Она проходила однажды через огород к уборной и заметила в невысокой траве тугие наросты светлых грибов и вспомнила, как появлялись они из года в год на этом некопаном месте, как бабушка, еще живая — большеглазая, сутулая, вечно неуверенная и печальная старуха, — опасливо выбивала их палкою и отбрасывала за ограду, а внуку и внучке строго наказывала, чтобы они и не прикасались к этим бледным грибам, поганые они, мол, собачьи, сразу умрете, если поедите хоть крошку. И вот теперь, проходя огородом, эти бабкины слова вспомнила она. Вернулась в дом, молча посидела на низенькой скамейке, широко расставив ноги и сверху глядя на вздувшийся живот, отдохнула, затем с трудом поднялась и, захватив с лавки старую корзинку, снова пошла на огород; стала голыми коленями на прохладную траву и, кряхтя от натуги, принялась собирать грибы, отламывая их белые плотные ножки от грибницы.

В избе под печкой нашла она заброшенную кастрюльку, в которой мать обычно запаривала корм для цыплят, очистила ее и сполоснула, затем накрошила туда мясистых грибов и, залив водою, поставила вариться на газовую плитку — привозили газ в баллонах, меняли их пустые на полные с кузова грузовика тут же, на деревенской улице, и хозяева развозили на тачках красные железные бомбы по дворам… Очень скоро закипело, забулькало на газовом пламени грибное варево, она варила долго, целый час, затем отставила кастрюльку на кирпичный под, дала грибам остыть и после, хватая руками грибные куски, проглотила их, почти не жуя, стоя у печки и зажмурив глаза. На ее удивление, вкус ядовитых грибов, вкус смерти, был приятен, нежен и даже не стошнило ее, и даже нелепо пожалела она, что не посолила грибы: тогда, подумалось ей, они были бы еще вкуснее.

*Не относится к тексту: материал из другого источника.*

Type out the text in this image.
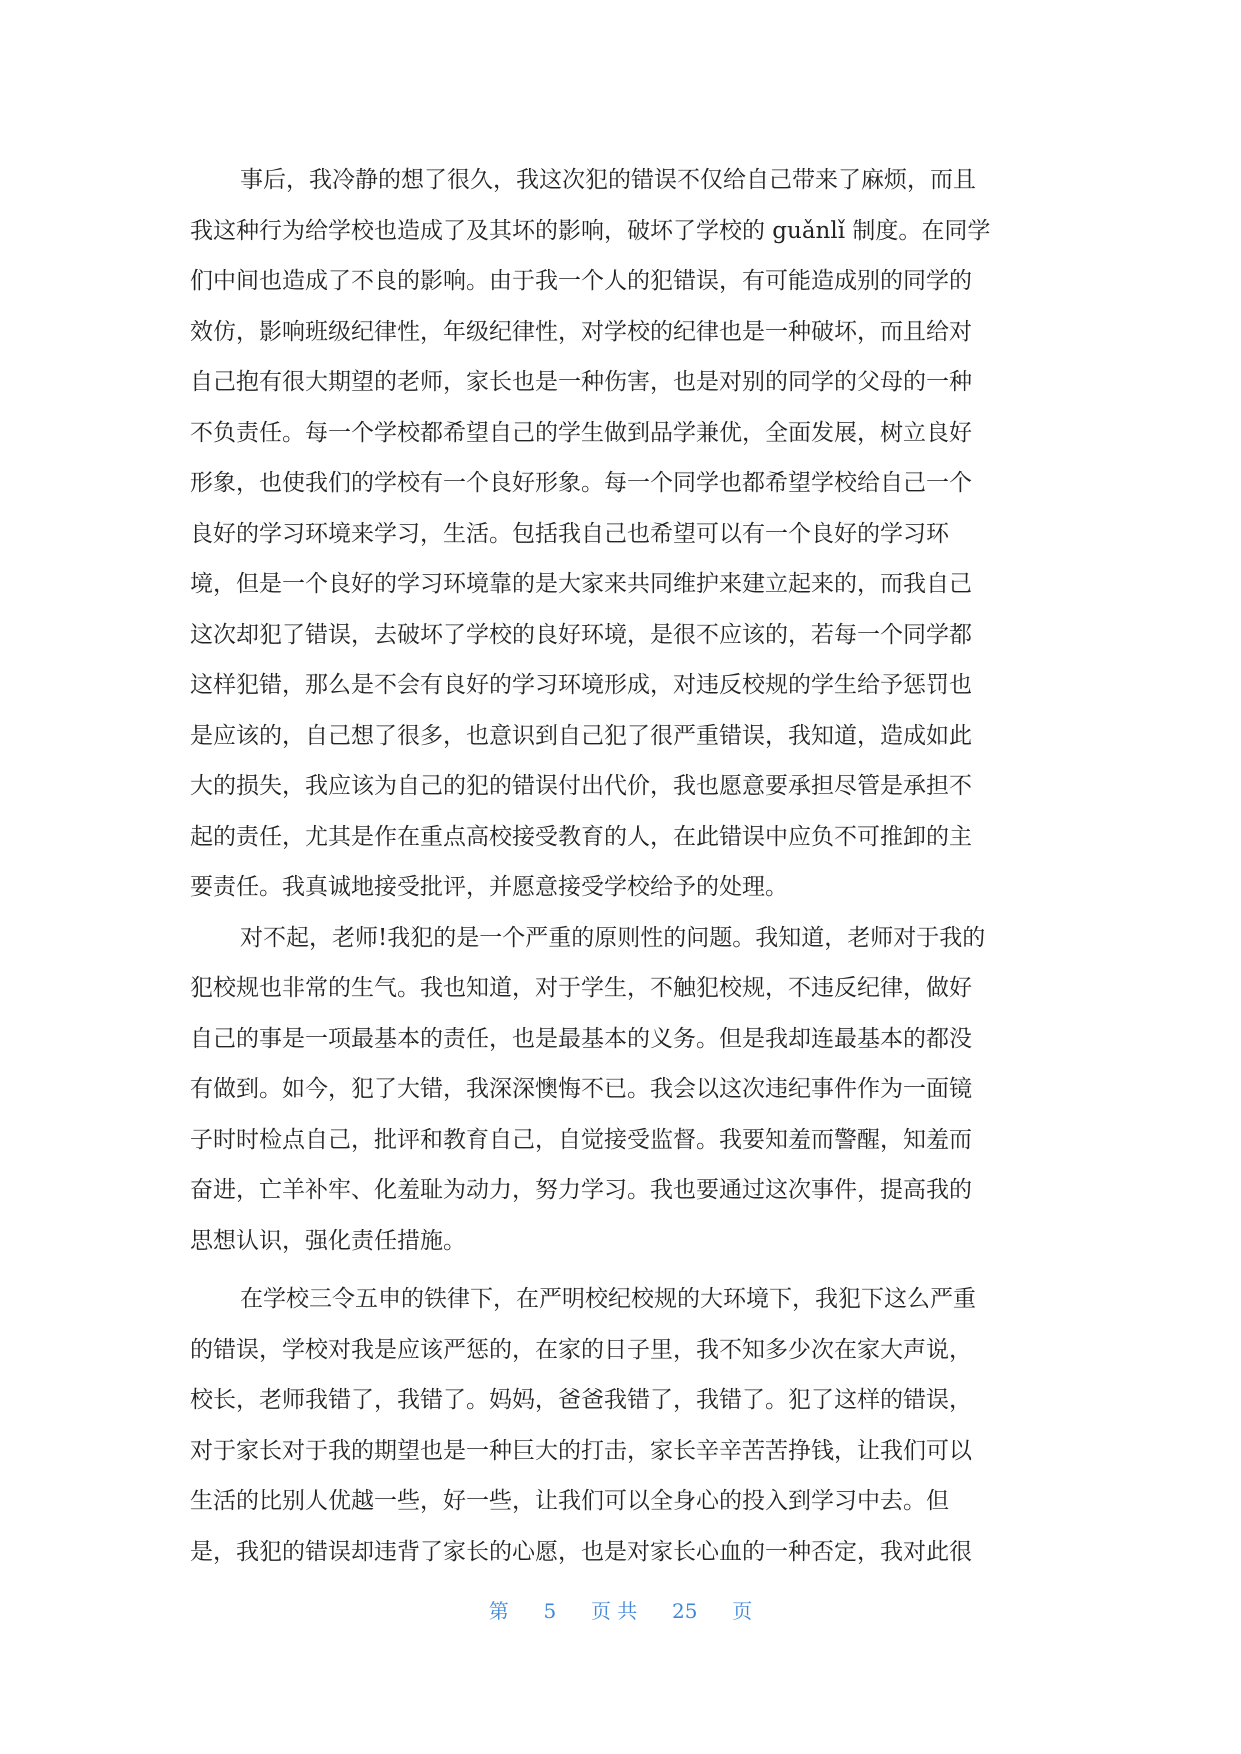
事后，我冷静的想了很久，我这次犯的错误不仅给自己带来了麻烦，而且
我这种行为给学校也造成了及其坏的影响，破坏了学校的 guǎnlǐ 制度。在同学
们中间也造成了不良的影响。由于我一个人的犯错误，有可能造成别的同学的
效仿，影响班级纪律性，年级纪律性，对学校的纪律也是一种破坏，而且给对
自己抱有很大期望的老师，家长也是一种伤害，也是对别的同学的父母的一种
不负责任。每一个学校都希望自己的学生做到品学兼优，全面发展，树立良好
形象，也使我们的学校有一个良好形象。每一个同学也都希望学校给自己一个
良好的学习环境来学习，生活。包括我自己也希望可以有一个良好的学习环
境，但是一个良好的学习环境靠的是大家来共同维护来建立起来的，而我自己
这次却犯了错误，去破坏了学校的良好环境，是很不应该的，若每一个同学都
这样犯错，那么是不会有良好的学习环境形成，对违反校规的学生给予惩罚也
是应该的，自己想了很多，也意识到自己犯了很严重错误，我知道，造成如此
大的损失，我应该为自己的犯的错误付出代价，我也愿意要承担尽管是承担不
起的责任，尤其是作在重点高校接受教育的人，在此错误中应负不可推卸的主
要责任。我真诚地接受批评，并愿意接受学校给予的处理。
对不起，老师!我犯的是一个严重的原则性的问题。我知道，老师对于我的
犯校规也非常的生气。我也知道，对于学生，不触犯校规，不违反纪律，做好
自己的事是一项最基本的责任，也是最基本的义务。但是我却连最基本的都没
有做到。如今，犯了大错，我深深懊悔不已。我会以这次违纪事件作为一面镜
子时时检点自己，批评和教育自己，自觉接受监督。我要知羞而警醒，知羞而
奋进，亡羊补牢、化羞耻为动力，努力学习。我也要通过这次事件，提高我的
思想认识，强化责任措施。
在学校三令五申的铁律下，在严明校纪校规的大环境下，我犯下这么严重
的错误，学校对我是应该严惩的，在家的日子里，我不知多少次在家大声说，
校长，老师我错了，我错了。妈妈，爸爸我错了，我错了。犯了这样的错误，
对于家长对于我的期望也是一种巨大的打击，家长辛辛苦苦挣钱，让我们可以
生活的比别人优越一些，好一些，让我们可以全身心的投入到学习中去。但
是，我犯的错误却违背了家长的心愿，也是对家长心血的一种否定，我对此很
第 5 页 共 25 页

Затем она сполоснула кастрюльку, тщательно вымыла ее стиральным порошком, поставила на место и легла на кровать. Невдолгих пришла мать с обеденной дойки, загремела чугунами и ухватами; вернулся и отец, задымил табаком и надсадно закашлял, плюясь на золу в раскрытую дверку маленькой печки-грубки, о чем-то стал рассказывать матери, та отвечала ему, ставя на стол ужин. Тут и вышла она из-за ситцевой занавески, шлепая босыми ногами по полу, села на лавку и долгим прощальным взглядом уставилась на родителей. Неизъяснимо странно было ей так вот смотреть на постаревших мать с отцом, которых она не пережила, это они пережили ее и продолжали делать все то, что они обычно делали, сколь помнилось ей с незапамятных лет детства: отец сидел на табурете возле печки-грубки, курил, бросал в раскрытую печную дверку окурок и перебирался к столу, садился на лавку в дальний угол и, зевая, ждал ужина, а мать проворно перебегала от печки до стола и обратно, ставила хлеб, несла двумя руками большую синюю миску со щами, и у дна этой миски, с краю, темнел кружок отщербины. Вытянутые жилистые руки матери держали посудину твердо и бережно, и над нею клубился пар… Странно было смотреть на всю эту мирную старь жизни из посмертной тесноты, где впереди уже ничего не было, кроме бездонной могильной тьмы. И оттуда так было ясно, что любовь, которою бывают больны люди и от которой умирают, с ними и уходит, вся, без остатка, как этот легкий пар над материнскими руками.

Мама и папка, произнесла она тогда спокойным, безразличным голосом, давайте прощаться, умру я сегодня, больше не ругайте меня, я поела отравных грибов — и тому минуло много лет, в честь брата родного назвала она родившегося сына Мишей, и он каждое лето проводит у деда с бабкой в деревне и в рев, наотрез отказывается ехать куда-либо в другое место, ни в пионерские лагеря, ни на Черное море в Крым, и с дедом он вместо ходит по грибы, ловит рыбу на речке Нарме, и дед купил ему в Рязани раскладной велосипед за восемьдесят рублей…

Она в июне привозит мальчика в деревню, а всегда к концу августа берет на заводе отпуск и едет за ним, — в пору задумчивого, затерянного в веках очередного бабьего лета.